LAUSR

Background Sulodexide has pleiotropic properties within the vascular endothelium that can prove beneficial for the treatment of patients with COVID-19. We aimed to evaluate the effect of sulodexide when used in the early clinical stages of COVID-19. Methods In an outpatient setting, we conducted a randomized controlled trial with a parallel-group design. Including patients within three days of clinical onset, who were at a high risk of severe clinical progression due to chronic comorbidities. Participants were randomly assigned to receive an oral dose of sulodexide (500 LRU twice a day) or placebo for 21 days. Primary outcomes were need-length of hospitalization and need-length of oxygen support. Results Between June 5 and August 30, 2020, 243 patients were included in the per-protocol analysis. 124 of them received sulodexide, while 119 received placeboes. At 21 days follow-up, 17.7% patients required hospitalization in the sulodexide group compared to 29.4% in the placebo group, p=0.03. 29.8% required oxygen support in the sulodexide group vs 42% in the placebo group, p=0.05 and for fewer days [9 (7.2 SD) in the sulodexide group vs. 11.5 (9.6 SD) in the placebo group; p=0.02]. There was no between-group difference concerning the length of hospital stay.

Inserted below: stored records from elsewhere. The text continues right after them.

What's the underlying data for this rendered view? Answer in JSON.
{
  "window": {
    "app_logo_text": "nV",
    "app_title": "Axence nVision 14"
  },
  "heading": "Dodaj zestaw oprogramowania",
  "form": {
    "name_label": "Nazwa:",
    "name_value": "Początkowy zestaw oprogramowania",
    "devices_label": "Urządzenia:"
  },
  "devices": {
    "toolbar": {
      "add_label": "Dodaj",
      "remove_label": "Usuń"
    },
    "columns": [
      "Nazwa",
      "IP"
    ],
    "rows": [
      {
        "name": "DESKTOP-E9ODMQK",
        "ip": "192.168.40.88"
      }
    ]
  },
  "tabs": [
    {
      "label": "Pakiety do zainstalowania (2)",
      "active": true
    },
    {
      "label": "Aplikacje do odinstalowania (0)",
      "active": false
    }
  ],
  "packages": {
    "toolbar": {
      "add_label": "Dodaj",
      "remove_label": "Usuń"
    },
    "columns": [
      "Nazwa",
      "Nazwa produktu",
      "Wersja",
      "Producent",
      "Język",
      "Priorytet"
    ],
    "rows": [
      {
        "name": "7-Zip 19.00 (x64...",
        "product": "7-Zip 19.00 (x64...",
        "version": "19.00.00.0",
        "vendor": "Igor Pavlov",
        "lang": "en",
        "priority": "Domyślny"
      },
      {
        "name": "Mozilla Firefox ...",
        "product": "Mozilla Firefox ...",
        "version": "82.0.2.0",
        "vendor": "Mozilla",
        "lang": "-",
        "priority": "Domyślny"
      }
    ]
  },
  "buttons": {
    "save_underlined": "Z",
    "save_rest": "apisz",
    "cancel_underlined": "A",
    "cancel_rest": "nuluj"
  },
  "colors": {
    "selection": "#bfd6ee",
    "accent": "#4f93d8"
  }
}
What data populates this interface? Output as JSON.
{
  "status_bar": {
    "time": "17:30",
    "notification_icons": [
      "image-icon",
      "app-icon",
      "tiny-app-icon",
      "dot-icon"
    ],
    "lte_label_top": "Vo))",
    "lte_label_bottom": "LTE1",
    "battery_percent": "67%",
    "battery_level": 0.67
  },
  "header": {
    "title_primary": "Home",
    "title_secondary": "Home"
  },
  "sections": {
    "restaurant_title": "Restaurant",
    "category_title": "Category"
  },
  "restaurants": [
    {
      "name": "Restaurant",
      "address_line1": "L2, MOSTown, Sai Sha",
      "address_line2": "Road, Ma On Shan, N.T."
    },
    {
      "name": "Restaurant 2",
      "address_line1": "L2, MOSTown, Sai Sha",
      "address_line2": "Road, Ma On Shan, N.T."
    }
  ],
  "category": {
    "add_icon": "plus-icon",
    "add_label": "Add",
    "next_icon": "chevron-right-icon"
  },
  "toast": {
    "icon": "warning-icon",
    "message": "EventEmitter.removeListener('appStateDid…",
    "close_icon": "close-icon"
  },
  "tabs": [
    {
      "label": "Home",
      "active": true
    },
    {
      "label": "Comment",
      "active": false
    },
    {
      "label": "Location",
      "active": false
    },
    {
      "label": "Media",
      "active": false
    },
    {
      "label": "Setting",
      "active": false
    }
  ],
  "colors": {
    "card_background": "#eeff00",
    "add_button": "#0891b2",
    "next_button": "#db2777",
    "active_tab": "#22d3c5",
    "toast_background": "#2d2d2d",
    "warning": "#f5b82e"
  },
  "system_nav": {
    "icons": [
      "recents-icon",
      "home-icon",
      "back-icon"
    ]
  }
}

Interpretation Early intervention in COVID-19 patients with sulodexide reduced hospital admissions and oxygen support requirements. This has beneficial implications in the patient's well-being, making sulodexide a favorable medication until an effective vaccine or an antiviral becomes available. Funding Researcher independently initiated, partially funded by Alfasigma, Mexico. ISRCTN registry listed under ID ISRCTN59048638.